Wir sind uns natürlich nicht sicher, ob überhaupt ein Überlebender im Wrack ist, Doktor“, fuhr Krach-Yul fort. „Laut Sensorenabtastung enthält das Wrack noch atmosphärischen Druck. Außerdem zeigen die Sensoren eine kleine Energiequelle und die Existenz einer großen Masse organischer Materie an, die man zum Teil auch durch die Sichtluken sehen kann. Aber ob diese organische Masse lebt, das wissen wir natürlich nicht.“
Conway seufzte — auf den Gebieten der extraterrestrischen Physiologie und Medizin mochte dieser Krach-Yul noch relativ unerfahren sein, aber gewiß mangelte es ihm nicht an Intelligenz.

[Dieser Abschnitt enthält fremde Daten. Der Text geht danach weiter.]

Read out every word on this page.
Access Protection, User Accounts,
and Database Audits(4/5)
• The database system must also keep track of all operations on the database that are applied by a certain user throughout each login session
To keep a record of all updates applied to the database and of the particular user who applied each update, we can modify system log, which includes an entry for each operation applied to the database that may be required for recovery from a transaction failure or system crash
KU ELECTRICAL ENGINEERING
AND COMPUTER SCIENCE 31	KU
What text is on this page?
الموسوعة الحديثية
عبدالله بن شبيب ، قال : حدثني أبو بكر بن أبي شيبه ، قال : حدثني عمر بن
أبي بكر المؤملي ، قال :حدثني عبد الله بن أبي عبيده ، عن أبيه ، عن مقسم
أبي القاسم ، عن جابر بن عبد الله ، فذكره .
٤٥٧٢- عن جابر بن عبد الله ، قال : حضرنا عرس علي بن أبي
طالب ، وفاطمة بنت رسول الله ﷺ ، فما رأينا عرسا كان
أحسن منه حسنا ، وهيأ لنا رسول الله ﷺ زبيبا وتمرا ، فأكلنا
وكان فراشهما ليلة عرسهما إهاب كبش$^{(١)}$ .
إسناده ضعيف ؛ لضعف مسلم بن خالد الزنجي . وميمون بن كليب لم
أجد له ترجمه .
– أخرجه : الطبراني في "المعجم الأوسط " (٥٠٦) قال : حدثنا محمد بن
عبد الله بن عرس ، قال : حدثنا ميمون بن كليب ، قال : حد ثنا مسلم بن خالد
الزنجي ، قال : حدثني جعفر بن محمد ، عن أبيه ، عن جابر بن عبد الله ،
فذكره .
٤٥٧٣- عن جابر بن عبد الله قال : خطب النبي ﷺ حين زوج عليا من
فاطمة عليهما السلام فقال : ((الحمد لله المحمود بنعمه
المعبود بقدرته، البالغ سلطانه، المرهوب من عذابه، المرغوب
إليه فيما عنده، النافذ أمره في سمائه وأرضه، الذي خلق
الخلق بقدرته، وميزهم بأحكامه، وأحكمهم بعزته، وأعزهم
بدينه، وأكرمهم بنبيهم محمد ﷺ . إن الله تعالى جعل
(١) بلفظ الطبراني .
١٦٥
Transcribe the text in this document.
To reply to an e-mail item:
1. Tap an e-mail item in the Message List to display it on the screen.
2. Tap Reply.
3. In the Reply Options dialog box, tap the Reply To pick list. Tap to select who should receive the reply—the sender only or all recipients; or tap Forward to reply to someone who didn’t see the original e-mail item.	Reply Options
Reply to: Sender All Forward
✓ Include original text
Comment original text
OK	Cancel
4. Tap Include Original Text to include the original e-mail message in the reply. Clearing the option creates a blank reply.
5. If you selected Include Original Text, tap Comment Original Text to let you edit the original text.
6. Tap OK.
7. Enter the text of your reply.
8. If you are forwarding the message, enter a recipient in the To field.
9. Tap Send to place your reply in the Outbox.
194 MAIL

Conway konnte sich nur zu gut vorstellen, wie der Orligianer nach der Ausbildung auf seinem Heimatplaneten zur Weiterbildung auf den Nachbarplaneten Nidia geflogen war, um danach seine Kenntnisse über ETs beim Monitorkorps zu vertiefen. Und während er heute die leichten Krankheiten und Verletzungen der terrestrischen Besatzung eines Aufklärungs- und Vermessungsschiffs kurierte, hatte er bestimmt ständig auf einen Zwischenfall wie diesen gehofft. Wahrscheinlich platzte der große, pelzige Orligianer mittlerweile fast vor Neugier auf den organischen Inhalt des Wracks, aber zumindest kannte er die Grenzen seiner fachlichen Leistungsfähigkeit. Conway entwickelte bereits Sympathie für diesen orligianischen Arzt, bevor er ihn überhaupt gesehen hatte.